Key Design: Tuples, Subspaces, and Directories
In a key-value store, the way you structure your keys is one of the most important architectural decisions you will make. Your key schema determines how your data is organized, how efficiently you can query it, and how well your workload will scale. This chapter introduces FoundationDB's powerful, layered abstractions for key management.
The Challenge: Hand-Crafting Keys
At the lowest level, a key is just a sequence of bytes. In many key-value systems, developers are forced to manually craft these byte arrays, a process that is both tedious and error-prone.
Consider storing user data. You might decide on a key structure like (user_id, attribute_name)
. To implement this, you would need to write code that serializes the user_id
(an integer) and the attribute_name
(a string) into a single byte array, taking care to handle different data types, lengths, and ordering correctly. This is brittle; a small change in the format can break your application.
FoundationDB provides a much better way.
Layer 1: The Tuple
The most fundamental building block for key design is the Tuple. A tuple is an ordered collection of elements of different types (like strings, integers, and UUIDs). The FoundationDB client libraries provide a pack()
function that serializes a tuple into a byte string that correctly preserves type and ordering.
import fdb.tuple
# A tuple containing a string and an integer
user_profile_tuple = ('user', 12345)
# Pack the tuple into a byte key
key = fdb.tuple.pack(user_profile_tuple)
# The result is a byte string suitable for use as a key
# b'\x02user\x00\x1509'
print(repr(key))
# You can unpack the bytes back into the original tuple
unpacked_tuple = fdb.tuple.unpack(key)
assert unpacked_tuple == user_profile_tuple
This simple abstraction solves the manual serialization problem. You can think in terms of structured data, and the tuple layer handles the byte-level representation for you. Because the packing format is standardized across all language bindings, a key packed in Python can be unpacked in Go, Java, or any other language.
Layer 2: The Subspace
Building on tuples, the next layer of abstraction is the Subspace. A subspace is a way to create a dedicated namespace within the database for a particular category of data. It works by defining a prefix tuple that is automatically prepended to all keys packed within that subspace.

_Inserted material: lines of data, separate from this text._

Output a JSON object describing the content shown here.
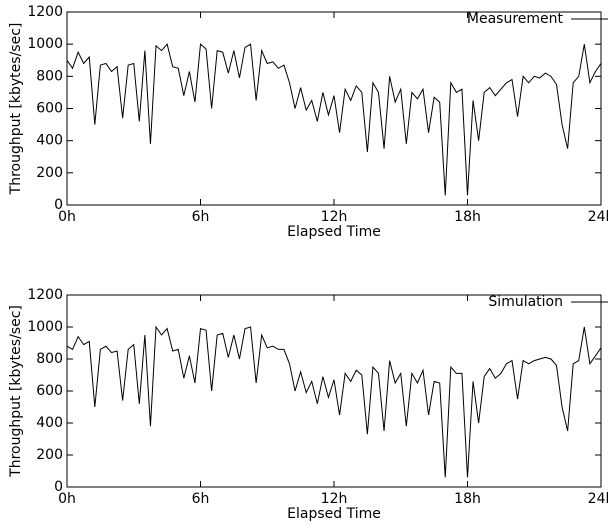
{
  "chart_data": [
    {
      "type": "line",
      "xlabel": "Elapsed Time",
      "ylabel": "Throughput [kbytes/sec]",
      "xlim": [
        0,
        24
      ],
      "ylim": [
        0,
        1200
      ],
      "xticks": [
        {
          "value": 0,
          "label": "0h"
        },
        {
          "value": 6,
          "label": "6h"
        },
        {
          "value": 12,
          "label": "12h"
        },
        {
          "value": 18,
          "label": "18h"
        },
        {
          "value": 24,
          "label": "24h"
        }
      ],
      "yticks": [
        0,
        200,
        400,
        600,
        800,
        1000,
        1200
      ],
      "legend": "upper right",
      "x": [
        0,
        0.25,
        0.5,
        0.75,
        1,
        1.25,
        1.5,
        1.75,
        2,
        2.25,
        2.5,
        2.75,
        3,
        3.25,
        3.5,
        3.75,
        4,
        4.25,
        4.5,
        4.75,
        5,
        5.25,
        5.5,
        5.75,
        6,
        6.25,
        6.5,
        6.75,
        7,
        7.25,
        7.5,
        7.75,
        8,
        8.25,
        8.5,
        8.75,
        9,
        9.25,
        9.5,
        9.75,
        10,
        10.25,
        10.5,
        10.75,
        11,
        11.25,
        11.5,
        11.75,
        12,
        12.25,
        12.5,
        12.75,
        13,
        13.25,
        13.5,
        13.75,
        14,
        14.25,
        14.5,
        14.75,
        15,
        15.25,
        15.5,
        15.75,
        16,
        16.25,
        16.5,
        16.75,
        17,
        17.25,
        17.5,
        17.75,
        18,
        18.25,
        18.5,
        18.75,
        19,
        19.25,
        19.5,
        19.75,
        20,
        20.25,
        20.5,
        20.75,
        21,
        21.25,
        21.5,
        21.75,
        22,
        22.25,
        22.5,
        22.75,
        23,
        23.25,
        23.5,
        23.75,
        24
      ],
      "series": [
        {
          "name": "Measurement",
          "color": "#000000",
          "values": [
            900,
            850,
            950,
            880,
            920,
            500,
            870,
            880,
            830,
            860,
            540,
            870,
            880,
            520,
            960,
            380,
            990,
            960,
            1000,
            860,
            850,
            680,
            830,
            640,
            1000,
            970,
            600,
            960,
            950,
            820,
            960,
            790,
            980,
            1000,
            650,
            960,
            880,
            890,
            850,
            870,
            760,
            600,
            730,
            590,
            650,
            520,
            700,
            560,
            680,
            450,
            720,
            650,
            740,
            700,
            330,
            760,
            700,
            350,
            800,
            640,
            720,
            380,
            700,
            660,
            720,
            450,
            670,
            640,
            60,
            760,
            700,
            720,
            60,
            650,
            400,
            700,
            730,
            680,
            720,
            760,
            780,
            550,
            800,
            760,
            800,
            790,
            820,
            800,
            750,
            500,
            350,
            760,
            800,
            1000,
            760,
            830,
            880
          ]
        }
      ]
    },
    {
      "type": "line",
      "xlabel": "Elapsed Time",
      "ylabel": "Throughput [kbytes/sec]",
      "xlim": [
        0,
        24
      ],
      "ylim": [
        0,
        1200
      ],
      "xticks": [
        {
          "value": 0,
          "label": "0h"
        },
        {
          "value": 6,
          "label": "6h"
        },
        {
          "value": 12,
          "label": "12h"
        },
        {
          "value": 18,
          "label": "18h"
        },
        {
          "value": 24,
          "label": "24h"
        }
      ],
      "yticks": [
        0,
        200,
        400,
        600,
        800,
        1000,
        1200
      ],
      "legend": "upper right",
      "x": [
        0,
        0.25,
        0.5,
        0.75,
        1,
        1.25,
        1.5,
        1.75,
        2,
        2.25,
        2.5,
        2.75,
        3,
        3.25,
        3.5,
        3.75,
        4,
        4.25,
        4.5,
        4.75,
        5,
        5.25,
        5.5,
        5.75,
        6,
        6.25,
        6.5,
        6.75,
        7,
        7.25,
        7.5,
        7.75,
        8,
        8.25,
        8.5,
        8.75,
        9,
        9.25,
        9.5,
        9.75,
        10,
        10.25,
        10.5,
        10.75,
        11,
        11.25,
        11.5,
        11.75,
        12,
        12.25,
        12.5,
        12.75,
        13,
        13.25,
        13.5,
        13.75,
        14,
        14.25,
        14.5,
        14.75,
        15,
        15.25,
        15.5,
        15.75,
        16,
        16.25,
        16.5,
        16.75,
        17,
        17.25,
        17.5,
        17.75,
        18,
        18.25,
        18.5,
        18.75,
        19,
        19.25,
        19.5,
        19.75,
        20,
        20.25,
        20.5,
        20.75,
        21,
        21.25,
        21.5,
        21.75,
        22,
        22.25,
        22.5,
        22.75,
        23,
        23.25,
        23.5,
        23.75,
        24
      ],
      "series": [
        {
          "name": "Simulation",
          "color": "#000000",
          "values": [
            880,
            860,
            940,
            890,
            910,
            500,
            860,
            880,
            840,
            850,
            540,
            860,
            890,
            520,
            950,
            380,
            1000,
            950,
            990,
            850,
            860,
            680,
            820,
            650,
            990,
            980,
            600,
            950,
            960,
            810,
            950,
            800,
            990,
            1000,
            650,
            950,
            870,
            880,
            860,
            860,
            770,
            600,
            720,
            590,
            660,
            520,
            690,
            560,
            670,
            450,
            710,
            660,
            730,
            700,
            330,
            750,
            710,
            350,
            790,
            650,
            710,
            380,
            710,
            650,
            730,
            450,
            660,
            650,
            60,
            750,
            710,
            710,
            60,
            660,
            400,
            690,
            740,
            680,
            710,
            770,
            790,
            550,
            790,
            770,
            790,
            800,
            810,
            800,
            760,
            500,
            350,
            770,
            790,
            1000,
            770,
            820,
            870
          ]
        }
      ]
    }
  ]
}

This is a powerful organizational tool. For example, you can create separate subspaces for user data, application settings, and logging events.
import fdb.tuple
# Create a subspace for storing user profiles
user_subspace = fdb.Subspace(('users',))
# Now, keys created within this subspace will be prefixed
# with the packed representation of ('users',)

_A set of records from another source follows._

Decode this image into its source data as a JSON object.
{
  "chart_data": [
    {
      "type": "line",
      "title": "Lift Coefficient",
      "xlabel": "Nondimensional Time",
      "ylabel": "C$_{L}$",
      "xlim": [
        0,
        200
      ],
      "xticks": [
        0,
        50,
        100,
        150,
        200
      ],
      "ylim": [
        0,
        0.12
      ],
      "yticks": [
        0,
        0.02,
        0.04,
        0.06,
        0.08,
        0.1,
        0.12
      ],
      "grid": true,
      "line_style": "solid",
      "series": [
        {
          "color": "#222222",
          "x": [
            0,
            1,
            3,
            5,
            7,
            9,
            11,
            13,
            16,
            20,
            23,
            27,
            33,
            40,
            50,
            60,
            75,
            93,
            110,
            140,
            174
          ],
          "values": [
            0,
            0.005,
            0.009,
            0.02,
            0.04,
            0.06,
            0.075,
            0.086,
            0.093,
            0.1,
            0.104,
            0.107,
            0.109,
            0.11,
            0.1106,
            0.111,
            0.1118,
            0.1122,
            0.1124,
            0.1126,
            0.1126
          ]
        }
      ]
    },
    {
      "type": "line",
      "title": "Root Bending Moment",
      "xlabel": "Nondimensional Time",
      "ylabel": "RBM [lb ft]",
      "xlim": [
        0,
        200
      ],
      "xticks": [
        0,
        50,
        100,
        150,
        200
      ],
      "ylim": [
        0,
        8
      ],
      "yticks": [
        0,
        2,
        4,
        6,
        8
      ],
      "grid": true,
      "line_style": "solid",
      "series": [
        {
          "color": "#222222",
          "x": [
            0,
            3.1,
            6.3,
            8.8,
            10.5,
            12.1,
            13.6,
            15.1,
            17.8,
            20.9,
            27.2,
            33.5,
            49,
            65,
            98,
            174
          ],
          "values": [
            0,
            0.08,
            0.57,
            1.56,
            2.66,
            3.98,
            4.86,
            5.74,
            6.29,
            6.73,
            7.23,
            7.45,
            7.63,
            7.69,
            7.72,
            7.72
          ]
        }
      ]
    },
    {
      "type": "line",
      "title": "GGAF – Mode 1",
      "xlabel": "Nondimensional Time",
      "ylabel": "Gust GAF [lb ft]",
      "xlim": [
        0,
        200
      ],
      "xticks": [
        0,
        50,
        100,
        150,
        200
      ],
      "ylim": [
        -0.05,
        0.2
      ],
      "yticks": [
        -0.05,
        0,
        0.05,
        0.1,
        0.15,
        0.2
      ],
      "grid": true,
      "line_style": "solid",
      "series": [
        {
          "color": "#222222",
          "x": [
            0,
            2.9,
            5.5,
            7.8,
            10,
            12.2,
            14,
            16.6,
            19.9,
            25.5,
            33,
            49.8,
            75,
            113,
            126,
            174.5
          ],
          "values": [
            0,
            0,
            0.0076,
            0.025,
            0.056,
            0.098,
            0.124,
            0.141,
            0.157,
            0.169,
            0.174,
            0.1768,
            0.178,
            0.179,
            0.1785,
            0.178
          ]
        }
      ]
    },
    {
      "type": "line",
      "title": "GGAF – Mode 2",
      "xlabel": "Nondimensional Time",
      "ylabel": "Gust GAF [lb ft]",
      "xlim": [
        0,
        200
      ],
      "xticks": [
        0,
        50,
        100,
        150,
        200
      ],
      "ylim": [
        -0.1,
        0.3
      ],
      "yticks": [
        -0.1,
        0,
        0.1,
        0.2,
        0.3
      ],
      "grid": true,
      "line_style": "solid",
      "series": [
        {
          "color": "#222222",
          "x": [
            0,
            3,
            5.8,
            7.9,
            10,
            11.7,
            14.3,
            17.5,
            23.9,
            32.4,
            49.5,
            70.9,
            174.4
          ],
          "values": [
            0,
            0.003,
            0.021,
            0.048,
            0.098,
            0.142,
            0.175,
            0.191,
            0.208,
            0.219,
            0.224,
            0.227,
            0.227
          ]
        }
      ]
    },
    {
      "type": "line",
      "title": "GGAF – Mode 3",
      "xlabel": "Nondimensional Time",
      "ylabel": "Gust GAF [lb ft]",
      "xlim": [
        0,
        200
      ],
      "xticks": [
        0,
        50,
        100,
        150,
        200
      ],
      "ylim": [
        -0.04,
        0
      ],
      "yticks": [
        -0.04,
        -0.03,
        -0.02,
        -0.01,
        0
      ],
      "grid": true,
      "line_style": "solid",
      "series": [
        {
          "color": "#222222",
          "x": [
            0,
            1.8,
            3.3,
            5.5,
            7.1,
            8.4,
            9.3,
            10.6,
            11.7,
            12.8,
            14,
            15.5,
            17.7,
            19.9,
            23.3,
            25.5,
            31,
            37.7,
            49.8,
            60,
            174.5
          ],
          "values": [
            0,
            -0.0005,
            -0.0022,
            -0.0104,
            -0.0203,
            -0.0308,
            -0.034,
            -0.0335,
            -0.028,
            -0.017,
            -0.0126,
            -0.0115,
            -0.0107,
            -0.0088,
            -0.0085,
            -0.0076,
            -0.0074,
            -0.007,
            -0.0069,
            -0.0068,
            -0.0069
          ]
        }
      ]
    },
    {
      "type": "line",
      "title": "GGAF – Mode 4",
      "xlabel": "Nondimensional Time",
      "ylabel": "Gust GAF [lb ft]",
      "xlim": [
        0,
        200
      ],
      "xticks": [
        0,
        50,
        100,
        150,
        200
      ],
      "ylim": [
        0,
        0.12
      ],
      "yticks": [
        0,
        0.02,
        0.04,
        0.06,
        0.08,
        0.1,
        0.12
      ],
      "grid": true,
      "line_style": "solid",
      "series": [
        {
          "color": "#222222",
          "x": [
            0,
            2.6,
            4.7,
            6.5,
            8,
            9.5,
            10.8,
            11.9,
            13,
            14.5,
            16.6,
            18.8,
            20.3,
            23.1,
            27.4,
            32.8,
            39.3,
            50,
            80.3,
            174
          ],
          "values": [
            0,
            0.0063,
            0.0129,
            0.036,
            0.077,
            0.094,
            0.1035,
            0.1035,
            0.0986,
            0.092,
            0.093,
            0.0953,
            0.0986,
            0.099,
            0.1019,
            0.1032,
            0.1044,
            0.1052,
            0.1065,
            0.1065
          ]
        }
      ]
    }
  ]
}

key1 = user_subspace.pack(('alice',))
key2 = user_subspace.pack(('bob',))
# key1 is now b'\x02users\x00\x02alice\x00'
# key2 is now b'\x02users\x00\x02bob\x00'
print(repr(key1))
print(repr(key2))
# You can also use the subspace to unpack a key,
# which strips the prefix automatically.
unpacked = user_subspace.unpack(key1)
assert unpacked == ('alice',)
Subspaces allow you to isolate data and perform range scans over a specific category of information without worrying about colliding with other parts of your keyspace.
Layer 3: The Directory
The highest level of abstraction is the Directory. Directories are a tool for managing subspaces. While you can create subspaces with fixed prefixes (like ('users',)

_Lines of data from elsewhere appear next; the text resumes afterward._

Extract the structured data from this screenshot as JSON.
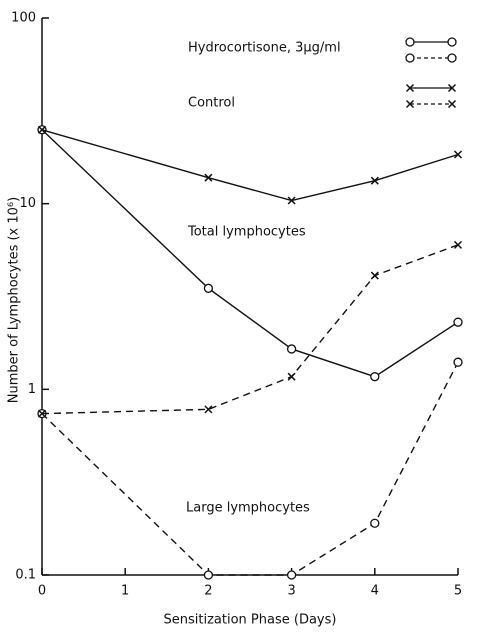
{
  "chart_data": {
    "type": "line",
    "xlabel": "Sensitization Phase (Days)",
    "ylabel": "Number of Lymphocytes (x 10⁶)",
    "x": [
      0,
      2,
      3,
      4,
      5
    ],
    "xlim": [
      0,
      5
    ],
    "xticks": [
      0,
      1,
      2,
      3,
      4,
      5
    ],
    "ylim": [
      0.1,
      100
    ],
    "yticks": [
      0.1,
      1,
      10,
      100
    ],
    "log_y": true,
    "color": "#111111",
    "annotations": [
      "Hydrocortisone, 3μg/ml",
      "Control",
      "Total lymphocytes",
      "Large lymphocytes"
    ],
    "series": [
      {
        "marker": "circle",
        "dashed": false,
        "values": [
          25,
          3.5,
          1.65,
          1.17,
          2.3
        ]
      },
      {
        "marker": "circle",
        "dashed": true,
        "values": [
          0.74,
          0.1,
          0.1,
          0.19,
          1.4
        ]
      },
      {
        "marker": "cross",
        "dashed": false,
        "values": [
          25,
          13.8,
          10.4,
          13.3,
          18.4
        ]
      },
      {
        "marker": "cross",
        "dashed": true,
        "values": [
          0.74,
          0.78,
          1.17,
          4.1,
          6.0
        ]
      }
    ]
  }
}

), directories allow you to create and manage them dynamically.
Directories are the recommended approach for organizing the keyspace of one or more applications.
A directory allows you to associate a human-readable path (like ('users', 'profiles')
) with a short, randomly generated integer prefix. This has two major benefits:
- Shorter Keys: The generated prefix is much shorter than the packed representation of the full path, saving space.
- Schema Management: You can list, move, and remove directories. Moving a directory is a fast metadata-only change; it doesn't require rewriting all the keys within it.
import fdb
import fdb.directory
fdb.api_version(710)
db = fdb.open()
# Create or open a directory at a specific path
app_dir = fdb.directory.create_or_open(db, ('my-app',))
# Create subspaces within that directory
users_subspace = app_dir.create_or_open(db, ('users',))
logs_subspace = app_dir.create_or_open(db, ('logs',))
# The key for the 'users' subspace might be b'\x15\x01', a much
# shorter prefix than packing the full path.
print(repr(users_subspace.key()))
# You can now use this subspace as before
@fdb.transactional
def set_user(tr, name):
tr[users_subspace.pack((name,))] = b'some_profile_data'
set_user(db, 'charlie')
By using these three layers—Tuples for serialization, Subspaces for namespacing, and Directories for management—you can build sophisticated and maintainable data models on top of the simple key-value interface.